Затем «Книга Джунглей»
[124]
в цвете, с Сабу: образ ребенка, юноши, вышедшего из-под шерсти или чешуи своих животных-покровителей: Шер-Хана, Акеллы, Балу, Багиры, Каа; пойманный и запертый полуголым, не считая красной набедренной повязки и длинной блестящей черной шевелюры, хлопающей по ягодицам, плачущий за решеткой, его бледнолицые охранники с хлыстами в руках, какое потрясение для растущего организма!
Он хочет убежать, вернуться в джунгли к тем, кто его вырастил, но чего он хочет на самом деле с этой кожей, губами, горящими глазами: откуда эти слезы, и чего хотят эти друзья-животные, его отцы-волки, тигры, его мать Багира, дядя Каа, этот кусок могучей плоти, разыскивающий его по всему лесу?
Мне говорят, что Каа в фильме играет настоящий питон, но как мальчика приучили к змее, а змею к мальчику? Из каких обматываний между ногами, вокруг ляжек, торса, шеи, подмышек проистекают эти образы в «техниколоре», где плоть всегда предстает открытой, но при этом, - сексуальное пиршество, - открытой для чего-то иного, когда слезы, пот, кровь и прочие неведомые вещества обильно текут и словно смазывают все человеческие соприкосновения, мужская пыль, женские румяна.

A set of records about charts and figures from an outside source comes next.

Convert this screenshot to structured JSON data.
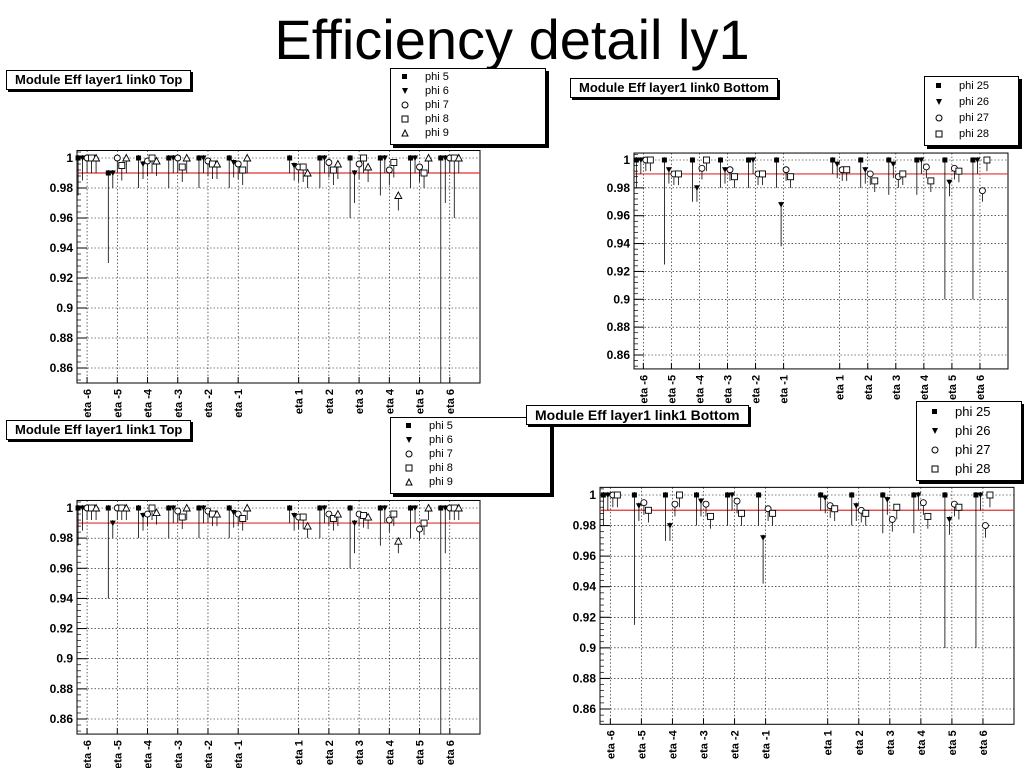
{
  "page": {
    "title": "Efficiency detail ly1"
  },
  "chart_data": [
    {
      "type": "scatter",
      "title": "Module Eff layer1 link0 Top",
      "xlabel": "",
      "ylabel": "",
      "ylim": [
        0.85,
        1.005
      ],
      "yticks": [
        1,
        0.98,
        0.96,
        0.94,
        0.92,
        0.9,
        0.88,
        0.86
      ],
      "ytick_labels": [
        "1",
        "0.98",
        "0.96",
        "0.94",
        "0.92",
        "0.9",
        "0.88",
        "0.86"
      ],
      "categories": [
        "eta -6",
        "eta -5",
        "eta -4",
        "eta -3",
        "eta -2",
        "eta -1",
        "eta 1",
        "eta 2",
        "eta 3",
        "eta 4",
        "eta 5",
        "eta 6"
      ],
      "reference_line": 0.99,
      "grid": true,
      "legend_position": "top-right",
      "series": [
        {
          "name": "phi 5",
          "marker": "square-filled",
          "values": [
            1.0,
            0.99,
            1.0,
            1.0,
            1.0,
            1.0,
            1.0,
            1.0,
            1.0,
            1.0,
            1.0,
            1.0
          ],
          "err_low": [
            0.025,
            0.06,
            0.02,
            0.02,
            0.02,
            0.02,
            0.01,
            0.02,
            0.04,
            0.025,
            0.02,
            0.2
          ]
        },
        {
          "name": "phi 6",
          "marker": "triangle-down-filled",
          "values": [
            1.0,
            0.99,
            0.996,
            1.0,
            1.0,
            0.997,
            0.995,
            1.0,
            0.99,
            1.0,
            1.0,
            1.0
          ],
          "err_low": [
            0.015,
            0.01,
            0.01,
            0.01,
            0.01,
            0.01,
            0.01,
            0.01,
            0.02,
            0.01,
            0.01,
            0.03
          ]
        },
        {
          "name": "phi 7",
          "marker": "circle-open",
          "values": [
            1.0,
            1.0,
            0.998,
            1.0,
            0.998,
            0.996,
            0.994,
            0.997,
            0.996,
            0.992,
            0.994,
            1.0
          ],
          "err_low": [
            0.01,
            0.01,
            0.01,
            0.01,
            0.01,
            0.01,
            0.01,
            0.01,
            0.01,
            0.01,
            0.01,
            0.01
          ]
        },
        {
          "name": "phi 8",
          "marker": "square-open",
          "values": [
            1.0,
            0.995,
            1.0,
            0.994,
            0.996,
            0.992,
            0.994,
            0.992,
            1.0,
            0.997,
            0.99,
            1.0
          ],
          "err_low": [
            0.01,
            0.01,
            0.01,
            0.01,
            0.01,
            0.01,
            0.01,
            0.01,
            0.01,
            0.01,
            0.01,
            0.04
          ]
        },
        {
          "name": "phi 9",
          "marker": "triangle-up-open",
          "values": [
            1.0,
            1.0,
            0.998,
            1.0,
            0.996,
            1.0,
            0.99,
            0.996,
            0.994,
            0.975,
            1.0,
            1.0
          ],
          "err_low": [
            0.01,
            0.01,
            0.01,
            0.01,
            0.01,
            0.01,
            0.01,
            0.01,
            0.01,
            0.01,
            0.01,
            0.01
          ]
        }
      ]
    },
    {
      "type": "scatter",
      "title": "Module Eff layer1 link0 Bottom",
      "xlabel": "",
      "ylabel": "",
      "ylim": [
        0.85,
        1.005
      ],
      "yticks": [
        1,
        0.98,
        0.96,
        0.94,
        0.92,
        0.9,
        0.88,
        0.86
      ],
      "ytick_labels": [
        "1",
        "0.98",
        "0.96",
        "0.94",
        "0.92",
        "0.9",
        "0.88",
        "0.86"
      ],
      "categories": [
        "eta -6",
        "eta -5",
        "eta -4",
        "eta -3",
        "eta -2",
        "eta -1",
        "eta 1",
        "eta 2",
        "eta 3",
        "eta 4",
        "eta 5",
        "eta 6"
      ],
      "reference_line": 0.99,
      "grid": true,
      "legend_position": "top-right",
      "series": [
        {
          "name": "phi 25",
          "marker": "square-filled",
          "values": [
            1.0,
            1.0,
            1.0,
            1.0,
            1.0,
            1.0,
            1.0,
            1.0,
            1.0,
            1.0,
            1.0,
            1.0
          ],
          "err_low": [
            0.02,
            0.075,
            0.03,
            0.02,
            0.02,
            0.02,
            0.01,
            0.02,
            0.025,
            0.025,
            0.1,
            0.1
          ]
        },
        {
          "name": "phi 26",
          "marker": "triangle-down-filled",
          "values": [
            1.0,
            0.993,
            0.98,
            0.993,
            1.0,
            0.968,
            0.997,
            0.993,
            0.997,
            1.0,
            0.984,
            1.0
          ],
          "err_low": [
            0.01,
            0.01,
            0.01,
            0.01,
            0.01,
            0.03,
            0.01,
            0.01,
            0.01,
            0.01,
            0.01,
            0.01
          ]
        },
        {
          "name": "phi 27",
          "marker": "circle-open",
          "values": [
            1.0,
            0.99,
            0.994,
            0.993,
            0.99,
            0.993,
            0.993,
            0.99,
            0.988,
            0.995,
            0.994,
            0.978
          ]
        },
        {
          "name": "phi 28",
          "marker": "square-open",
          "values": [
            1.0,
            0.99,
            1.0,
            0.988,
            0.99,
            0.988,
            0.993,
            0.985,
            0.99,
            0.985,
            0.992,
            1.0
          ]
        }
      ]
    },
    {
      "type": "scatter",
      "title": "Module Eff layer1 link1 Top",
      "xlabel": "",
      "ylabel": "",
      "ylim": [
        0.85,
        1.005
      ],
      "yticks": [
        1,
        0.98,
        0.96,
        0.94,
        0.92,
        0.9,
        0.88,
        0.86
      ],
      "ytick_labels": [
        "1",
        "0.98",
        "0.96",
        "0.94",
        "0.92",
        "0.9",
        "0.88",
        "0.86"
      ],
      "categories": [
        "eta -6",
        "eta -5",
        "eta -4",
        "eta -3",
        "eta -2",
        "eta -1",
        "eta 1",
        "eta 2",
        "eta 3",
        "eta 4",
        "eta 5",
        "eta 6"
      ],
      "reference_line": 0.99,
      "grid": true,
      "legend_position": "top-right",
      "series": [
        {
          "name": "phi 5",
          "marker": "square-filled",
          "values": [
            1.0,
            1.0,
            1.0,
            1.0,
            1.0,
            1.0,
            1.0,
            1.0,
            1.0,
            1.0,
            1.0,
            1.0
          ],
          "err_low": [
            0.025,
            0.06,
            0.02,
            0.02,
            0.02,
            0.02,
            0.01,
            0.02,
            0.04,
            0.025,
            0.02,
            0.2
          ]
        },
        {
          "name": "phi 6",
          "marker": "triangle-down-filled",
          "values": [
            1.0,
            0.99,
            0.995,
            1.0,
            1.0,
            0.997,
            0.995,
            1.0,
            0.99,
            1.0,
            1.0,
            1.0
          ],
          "err_low": [
            0.015,
            0.01,
            0.01,
            0.01,
            0.01,
            0.01,
            0.01,
            0.01,
            0.02,
            0.01,
            0.01,
            0.03
          ]
        },
        {
          "name": "phi 7",
          "marker": "circle-open",
          "values": [
            1.0,
            1.0,
            0.996,
            0.998,
            0.998,
            0.996,
            0.994,
            0.996,
            0.996,
            0.992,
            0.986,
            1.0
          ]
        },
        {
          "name": "phi 8",
          "marker": "square-open",
          "values": [
            1.0,
            1.0,
            1.0,
            0.994,
            0.996,
            0.993,
            0.994,
            0.993,
            0.995,
            0.996,
            0.99,
            1.0
          ]
        },
        {
          "name": "phi 9",
          "marker": "triangle-up-open",
          "values": [
            1.0,
            1.0,
            0.997,
            1.0,
            0.996,
            1.0,
            0.988,
            0.996,
            0.994,
            0.978,
            1.0,
            1.0
          ]
        }
      ]
    },
    {
      "type": "scatter",
      "title": "Module Eff layer1 link1 Bottom",
      "xlabel": "",
      "ylabel": "",
      "ylim": [
        0.85,
        1.005
      ],
      "yticks": [
        1,
        0.98,
        0.96,
        0.94,
        0.92,
        0.9,
        0.88,
        0.86
      ],
      "ytick_labels": [
        "1",
        "0.98",
        "0.96",
        "0.94",
        "0.92",
        "0.9",
        "0.88",
        "0.86"
      ],
      "categories": [
        "eta -6",
        "eta -5",
        "eta -4",
        "eta -3",
        "eta -2",
        "eta -1",
        "eta 1",
        "eta 2",
        "eta 3",
        "eta 4",
        "eta 5",
        "eta 6"
      ],
      "reference_line": 0.99,
      "grid": true,
      "legend_position": "top-right",
      "series": [
        {
          "name": "phi 25",
          "marker": "square-filled",
          "values": [
            1.0,
            1.0,
            1.0,
            1.0,
            1.0,
            1.0,
            1.0,
            1.0,
            1.0,
            1.0,
            1.0,
            1.0
          ],
          "err_low": [
            0.02,
            0.085,
            0.03,
            0.02,
            0.02,
            0.02,
            0.01,
            0.02,
            0.025,
            0.025,
            0.1,
            0.1
          ]
        },
        {
          "name": "phi 26",
          "marker": "triangle-down-filled",
          "values": [
            1.0,
            0.993,
            0.98,
            0.996,
            1.0,
            0.972,
            0.998,
            0.993,
            0.997,
            1.0,
            0.984,
            1.0
          ],
          "err_low": [
            0.01,
            0.01,
            0.01,
            0.01,
            0.01,
            0.03,
            0.01,
            0.01,
            0.01,
            0.01,
            0.01,
            0.01
          ]
        },
        {
          "name": "phi 27",
          "marker": "circle-open",
          "values": [
            1.0,
            0.995,
            0.994,
            0.994,
            0.996,
            0.991,
            0.993,
            0.99,
            0.984,
            0.995,
            0.994,
            0.98
          ]
        },
        {
          "name": "phi 28",
          "marker": "square-open",
          "values": [
            1.0,
            0.99,
            1.0,
            0.986,
            0.988,
            0.988,
            0.991,
            0.988,
            0.992,
            0.986,
            0.992,
            1.0
          ]
        }
      ]
    }
  ]
}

Годом ранее в Сен-Жане я подбираю на третьем этаже, там, где «камеры смертников», вероятно, еще довоенный номер «Рождественской звезды», увиденный мельком в конце лета 1944 года: я натыкаюсь на изображение Фарфадетты, маленькой дикарки. Я читаю текст вокруг иллюстрации и понимаю, что речь идет о девочке из Ниццы, вероятно, американке, которую родители потеряли в снегах Пейра-Кава и которая пару лет питается ягодами, быть может, сырым мясом животных: ее одежда превращается в лохмотья от беготни и ползанья по лесу, весна-лето-осень-зима, кожа на ступнях, кистях, губах грубеет. Ребенок прячется от людей, но вновь приближается к ним, словно волк, шакал, лисица. Порой девочка, проходя мимо, приседает за кустами ежевики, в двух шагах от роскошного отеля, а колючки, возможно, цепляются за длинную шубу ее умирающей от горя матери.
И как она не царапает себе груди, набухающие под рубищем? Когда я дальше читаю о ее беготне в подлеске, шипы царапают мои собственные соски, которые начинают чесаться; я ощущаю своим ртом, как от вынужденного молчания твердеет ее язык, нёбо, гортань; слышу своими ушами, как обостряется ее слух, чую своими ноздрями, как усиливается ее обоняние. Ее шевелюра задевает за нижние ветки, руки изгибаются и поднимаются, ее можно взять под мышки, рваный лоскут скользит по ягодице, откляченной в ожидании... В те времена волосы для меня - почти исчерпывающее воплощение страсти. Длинная и вольная грива, открытая, неперевязанная, покрывающая почти все тело, хоть детское, хоть взрослое, так занимаются любовью дети; когда волосы спутываются вместе, это и есть любовь. Именно волосы наказывают мятежного сына, Авессалома
[125]
, цепляясь за ветки во время его бегства, и оставляют его без головы; именно лишение волос лишает силы Самсона
[126]
, а их отрастание позволяет ему обрушить столбы на своих преследователей; именно волосы волочатся в грязи, в иле, именно о волосы рабов пьяные римляне, блюющие в постели, вытирают унизанные перстнями пальцы; именно волосами, надушенными, но грязными, Мария Магдалина вытирает ноги Христа; именно волосы волочатся в притонах, вертепах, именно волосами трясут «разводчицы», дабы погубить мужчин; словечко «разводчица», вычитанное в книге «Париж под сапогом нацистов», звучит у меня в ушах со времен Освобождения: я не осмеливаюсь спросить у матери, что оно означает, но мало-помалу понимаю, что это женщина, которая сама выпивает совсем немного шампанского, лишь бы заставить мужчину, нациста, спекулянта напиться; предаваясь пороку со скорбным безразличием, благородной печалью, сидя на коленях, встряхивая волосами и обвивая ими шею в нашивках; не это ли Маугли, что выходит из камеры, сидит на коленях своих надзирателей с плетками, напивается вместе с ними, а затем убегает?